Audio compression compared…

April 29, 2003 | My Projects | By: Mark VandeWettering

I’ve been interested in compression technology of all kinds for what seems like forever. Saturday I did some informal testing of the Ogg Vorbis codec, and the new speech only codec Speex.

I compress all my music (small collection that it is) using Ogg Vorbis. I’ve found that 96kbps Ogg is either indistinguishable or slightly better than 128kbps MP3 files, and I like the idea that I’m using an open codec to store my music. Ogg Vorbis is well supported on all the platforms I have (via plugins for WinAmp and XMMS), and just seems like a good choice.

I’ve noticed that even 64kbps Ogg files sound pretty good, certainly good enough to encode old time radio shows and the like. Lately I’ve been hearing a great deal about Speex, an ogg codec designed especially for encoding speech. It is tuned for either 8, 16 or 32khz audio. So I decided to try to use Speex to encode some material, and compare it to the normal Ogg Vorbis at 64khz.

For my source material, I used Rayzur’s Edge Star Wars: Second Strike, Act I. My original source material is the MP3 download, which is 30.5 megabytes, and is encoded with joint stereo at 128kbps. I used the venerable mpg123 to convert it back into a 547 megabyte wav file, ready for recompression. (Yes, I know this isn’t really a good test, since I used compressed audio source material. Sue me.)

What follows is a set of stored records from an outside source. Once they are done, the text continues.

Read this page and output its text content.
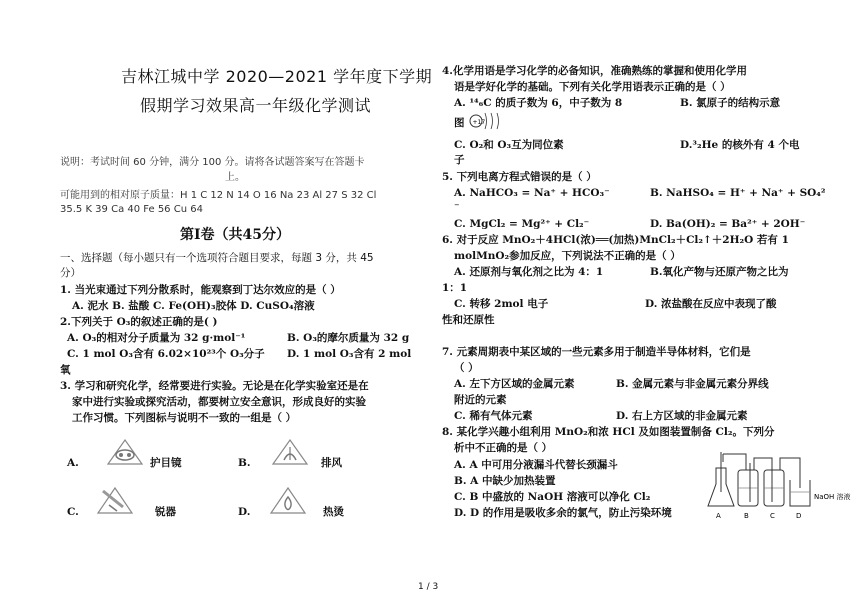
吉林江城中学 2020—2021 学年度下学期
假期学习效果高一年级化学测试
说明：考试时间 60 分钟，满分 100 分。请将各试题答案写在答题卡
上。
可能用到的相对原子质量：H 1 C 12 N 14 O 16 Na 23 Al 27 S 32 Cl
35.5 K 39 Ca 40 Fe 56 Cu 64
第Ⅰ卷（共45分）
一、选择题（每小题只有一个选项符合题目要求，每题 3 分，共 45
分）
1. 当光束通过下列分散系时，能观察到丁达尔效应的是（ ）
A. 泥水 B. 盐酸 C. Fe(OH)₃胶体 D. CuSO₄溶液
2.下列关于 O₃的叙述正确的是( )
A. O₃的相对分子质量为 32 g·mol⁻¹	B. O₃的摩尔质量为 32 g
C. 1 mol O₃含有 6.02×10²³个 O₃分子 D. 1 mol O₃含有 2 mol
氧
3. 学习和研究化学，经常要进行实验。无论是在化学实验室还是在
家中进行实验或探究活动，都要树立安全意识，形成良好的实验
工作习惯。下列图标与说明不一致的一组是（ ）
A.	护目镜	B.	排风
C.	锐器	D.	热烫
4.化学用语是学习化学的必备知识，准确熟练的掌握和使用化学用
语是学好化学的基础。下列有关化学用语表示正确的是（ ）
A. ¹⁴₆C 的质子数为 6，中子数为 8	B. 氯原子的结构示意
图 +17
C. O₂和 O₃互为同位素	D.³₂He 的核外有 4 个电
子
5. 下列电离方程式错误的是（ ）
A. NaHCO₃ = Na⁺ + HCO₃⁻	B. NaHSO₄ = H⁺ + Na⁺ + SO₄²
⁻
C. MgCl₂ = Mg²⁺ + Cl₂⁻	D. Ba(OH)₂ = Ba²⁺ + 2OH⁻
6. 对于反应 MnO₂＋4HCl(浓)══(加热)MnCl₂＋Cl₂↑＋2H₂O 若有 1
molMnO₂参加反应，下列说法不正确的是（ ）
A. 还原剂与氧化剂之比为 4：1	B.氧化产物与还原产物之比为
1：1
C. 转移 2mol 电子	D. 浓盐酸在反应中表现了酸
性和还原性
7. 元素周期表中某区域的一些元素多用于制造半导体材料，它们是
（ ）
A. 左下方区域的金属元素	B. 金属元素与非金属元素分界线
附近的元素
C. 稀有气体元素	D. 右上方区域的非金属元素
8. 某化学兴趣小组利用 MnO₂和浓 HCl 及如图装置制备 Cl₂。下列分
析中不正确的是（ ）
A. A 中可用分液漏斗代替长颈漏斗
B. A 中缺少加热装置
C. B 中盛放的 NaOH 溶液可以净化 Cl₂
D. D 的作用是吸收多余的氯气，防止污染环境	A	B	C	D
NaOH 溶液
1 / 3
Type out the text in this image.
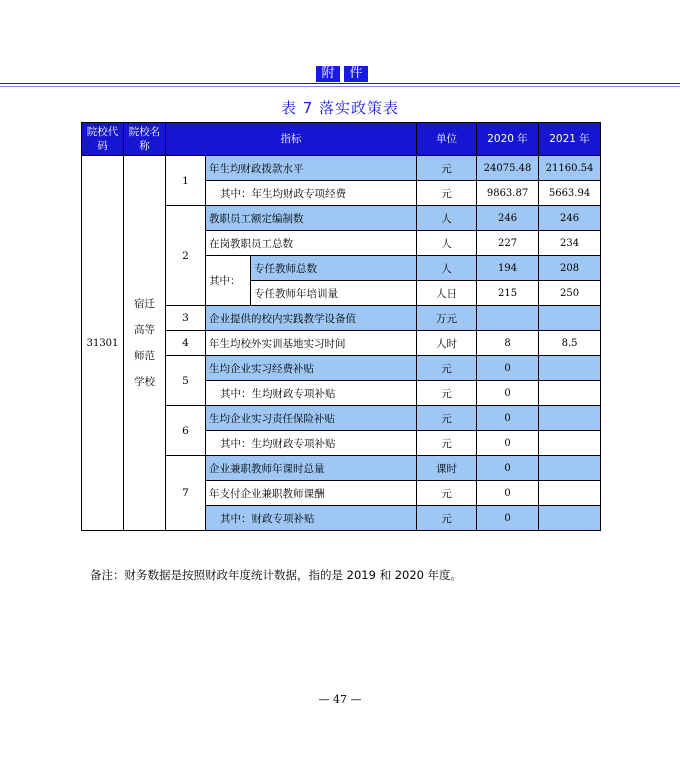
附	件
表 7 落实政策表
院校代码	院校名称	指标			单位	2020 年	2021 年
31301	宿迁高等师范学校	1	年生均财政拨款水平		元	24075.48	21160.54
			其中：年生均财政专项经费		元	9863.87	5663.94
		2	教职员工额定编制数		人	246	246
			在岗教职员工总数		人	227	234
			其中：	专任教师总数	人	194	208
				专任教师年培训量	人日	215	250
		3	企业提供的校内实践教学设备值		万元		
		4	年生均校外实训基地实习时间		人时	8	8.5
		5	生均企业实习经费补贴		元	0	
			其中：生均财政专项补贴		元	0	
		6	生均企业实习责任保险补贴		元	0	
			其中：生均财政专项补贴		元	0	
		7	企业兼职教师年课时总量		课时	0	
			年支付企业兼职教师课酬		元	0	
			其中：财政专项补贴		元	0	
备注：财务数据是按照财政年度统计数据，指的是 2019 和 2020 年度。
— 47 —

First I tried recompressing the the audio directly into Ogg Vorbis, specifying a 64khz average bitrate. The resulting file is 21 megabytes, and has a bitrate of roughly 53kbps. I was expecting something in the 15 megabyte range, but it appears that the original doesn’t really use 128kbps even though that’s its nominal compression. Since this is and “old time radio” like program, there are probably many places where silence supression can be used, and this reduces the overall bitrate considerably.

I then set out to encode it with speex. Speex wants audio at either 8khz, 16khz, or 32khz, so I had to resample it. I used the venerable sox utility at its highest quality setting, which was slow, but got the job done. When I
downsampled the audio to 16khz, I noticed considerable popping, which was caused by audio clipping, so I had to reduce the overall range of the audio to prevent clipping. Once I did that, I encoded the result in speex’s wideband mode. The resulting file was 8.5 megabytes, over a factor of three reduction from the original mp3. Unfortunately, the audio wasn’t really of acceptable quality. I could detect occasional squawks, and levels seemed to shift occasionally at the beginning and end of words as if some kind of silence detector got fooled.

I then retried the result in ultrawide band mode. The result was considerably better, not quite as nice as the ogg version, but I found it entirely acceptable. The good news is that the resulting file was only 9.5 megabytes, barefly bigger than the wideband mode version, and still less than half the size of the ogg version.

Using speex in ultra wideband mode, you can get about sixty hours of audio onto a single CD with entirely reasonable quality. Recently I purchased Douglas Adam’s Dirk Gentley’s Holistic Detective Agency and Long Dark Teatime of the Soul in audio book form. Both books would easily fit in a single 128M Compact Flash Card.

I’ll have to experiment with this some more.